Passengers on commuter trains across England and Wales are set to benefit from "radically improved" mobile broadband access as a result of government-owned Network Rail being fined for late running trains.
Under the proposals, more than £53 million will be invested in fitting out trains with new WiFi equipment, the government said.
This will enable passengers to receive "seamless" mobile broadband connections, said the Department for Transport. They will receive broadband speeds equivalent to those available at stations and off the railway, and "at least ten times better than services they currently experience", the DfT said.
The funding comes from money that Network Rail has been required to return to the government for missing punctuality targets set by the Office of Rail Regulation. It is the first time the money has been reinvested into improvements targeted at passengers.
Transport secretary Patrick McLoughlin said: "We all know how frustrating it can be to have our phone calls and internet use constantly disrupted by poor signals while travelling on trains. At the moment it happens too often. Passengers expect and deserve better and with these plans, that is what they'll get."
He said: "The work will complement an upgrade currently taking place on Network Rail's trackside infrastructure to ensure that a good signal is available up and down the busiest rail routes."

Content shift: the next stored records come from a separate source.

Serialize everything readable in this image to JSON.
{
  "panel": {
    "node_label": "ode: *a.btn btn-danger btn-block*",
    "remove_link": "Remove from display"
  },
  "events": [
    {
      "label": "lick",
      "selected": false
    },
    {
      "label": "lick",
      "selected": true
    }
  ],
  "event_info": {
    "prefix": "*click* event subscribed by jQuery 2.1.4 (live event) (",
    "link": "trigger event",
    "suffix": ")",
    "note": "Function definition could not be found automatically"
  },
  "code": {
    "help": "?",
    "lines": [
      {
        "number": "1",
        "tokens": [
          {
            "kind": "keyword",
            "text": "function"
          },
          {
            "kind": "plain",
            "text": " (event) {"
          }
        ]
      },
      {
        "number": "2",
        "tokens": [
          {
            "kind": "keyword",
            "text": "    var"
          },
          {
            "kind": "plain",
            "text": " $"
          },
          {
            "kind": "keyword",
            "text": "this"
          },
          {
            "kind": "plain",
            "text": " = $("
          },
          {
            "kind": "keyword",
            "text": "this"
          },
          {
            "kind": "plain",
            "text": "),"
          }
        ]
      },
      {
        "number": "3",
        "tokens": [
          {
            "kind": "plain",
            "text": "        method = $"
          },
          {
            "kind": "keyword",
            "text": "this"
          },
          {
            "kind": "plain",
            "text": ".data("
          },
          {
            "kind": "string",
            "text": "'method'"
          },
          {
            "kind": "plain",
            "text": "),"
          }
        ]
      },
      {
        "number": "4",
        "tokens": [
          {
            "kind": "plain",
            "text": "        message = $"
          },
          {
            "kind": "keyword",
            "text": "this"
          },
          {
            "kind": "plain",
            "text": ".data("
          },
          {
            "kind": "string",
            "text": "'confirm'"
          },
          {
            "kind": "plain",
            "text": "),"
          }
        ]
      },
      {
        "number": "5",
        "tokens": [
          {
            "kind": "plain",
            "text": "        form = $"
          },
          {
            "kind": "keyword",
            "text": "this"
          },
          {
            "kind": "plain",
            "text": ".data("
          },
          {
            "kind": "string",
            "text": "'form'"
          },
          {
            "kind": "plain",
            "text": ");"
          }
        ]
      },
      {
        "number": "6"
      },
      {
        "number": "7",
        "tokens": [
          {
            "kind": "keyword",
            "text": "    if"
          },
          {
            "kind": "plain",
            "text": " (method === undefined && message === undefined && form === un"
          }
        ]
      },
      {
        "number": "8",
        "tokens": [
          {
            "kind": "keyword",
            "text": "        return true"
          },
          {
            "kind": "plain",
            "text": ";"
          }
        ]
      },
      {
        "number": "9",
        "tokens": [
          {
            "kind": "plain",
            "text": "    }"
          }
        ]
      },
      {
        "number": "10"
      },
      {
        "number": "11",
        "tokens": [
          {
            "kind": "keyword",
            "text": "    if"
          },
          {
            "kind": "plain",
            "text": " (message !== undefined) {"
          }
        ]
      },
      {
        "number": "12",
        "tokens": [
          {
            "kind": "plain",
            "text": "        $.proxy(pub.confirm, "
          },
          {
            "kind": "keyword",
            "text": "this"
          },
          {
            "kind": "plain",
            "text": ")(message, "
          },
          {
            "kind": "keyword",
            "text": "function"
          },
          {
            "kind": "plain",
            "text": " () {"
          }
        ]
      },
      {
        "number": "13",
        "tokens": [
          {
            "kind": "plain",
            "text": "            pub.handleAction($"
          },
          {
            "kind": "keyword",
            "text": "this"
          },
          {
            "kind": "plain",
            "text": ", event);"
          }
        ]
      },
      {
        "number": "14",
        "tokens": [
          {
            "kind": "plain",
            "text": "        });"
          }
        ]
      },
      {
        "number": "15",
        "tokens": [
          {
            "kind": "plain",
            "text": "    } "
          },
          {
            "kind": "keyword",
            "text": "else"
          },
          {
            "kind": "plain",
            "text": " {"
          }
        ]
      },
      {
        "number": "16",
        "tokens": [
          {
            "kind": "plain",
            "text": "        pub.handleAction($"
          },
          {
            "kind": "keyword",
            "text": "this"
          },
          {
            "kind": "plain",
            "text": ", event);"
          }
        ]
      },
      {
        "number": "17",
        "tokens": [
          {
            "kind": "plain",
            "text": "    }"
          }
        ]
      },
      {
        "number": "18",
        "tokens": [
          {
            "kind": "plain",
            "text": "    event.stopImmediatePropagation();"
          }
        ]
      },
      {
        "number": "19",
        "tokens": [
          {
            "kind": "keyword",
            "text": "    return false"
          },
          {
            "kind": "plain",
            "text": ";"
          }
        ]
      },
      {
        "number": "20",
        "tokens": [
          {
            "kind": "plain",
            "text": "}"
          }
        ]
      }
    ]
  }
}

The funding will be targeted at commuter and metropolitan services, with those likely to benefit including passengers on routes into London from Bedford, Brighton, Kent and Portsmouth as well as services into Manchester, Leeds and Sheffield.
Transport minister baroness Kramer said: "The announcement that we are providing free wifi on trains means people can more easily work and keep up with friends while on journeys.
"We hope free wifi will encourage even more people to make the greener choice and travel by train."
Passengers will be interested to find out whether the £53 million to upgrade train equipment really will lead to "free" wifi access, when most train operators currently charge for it outside first class carriages.
Before the East Coast Line was re-nationalised after operating failures by the franchisee operator, there was free wifi for all passengers - if unreliable. Those outside first class now have to pay for it, but that line is now being handed to the private sector again.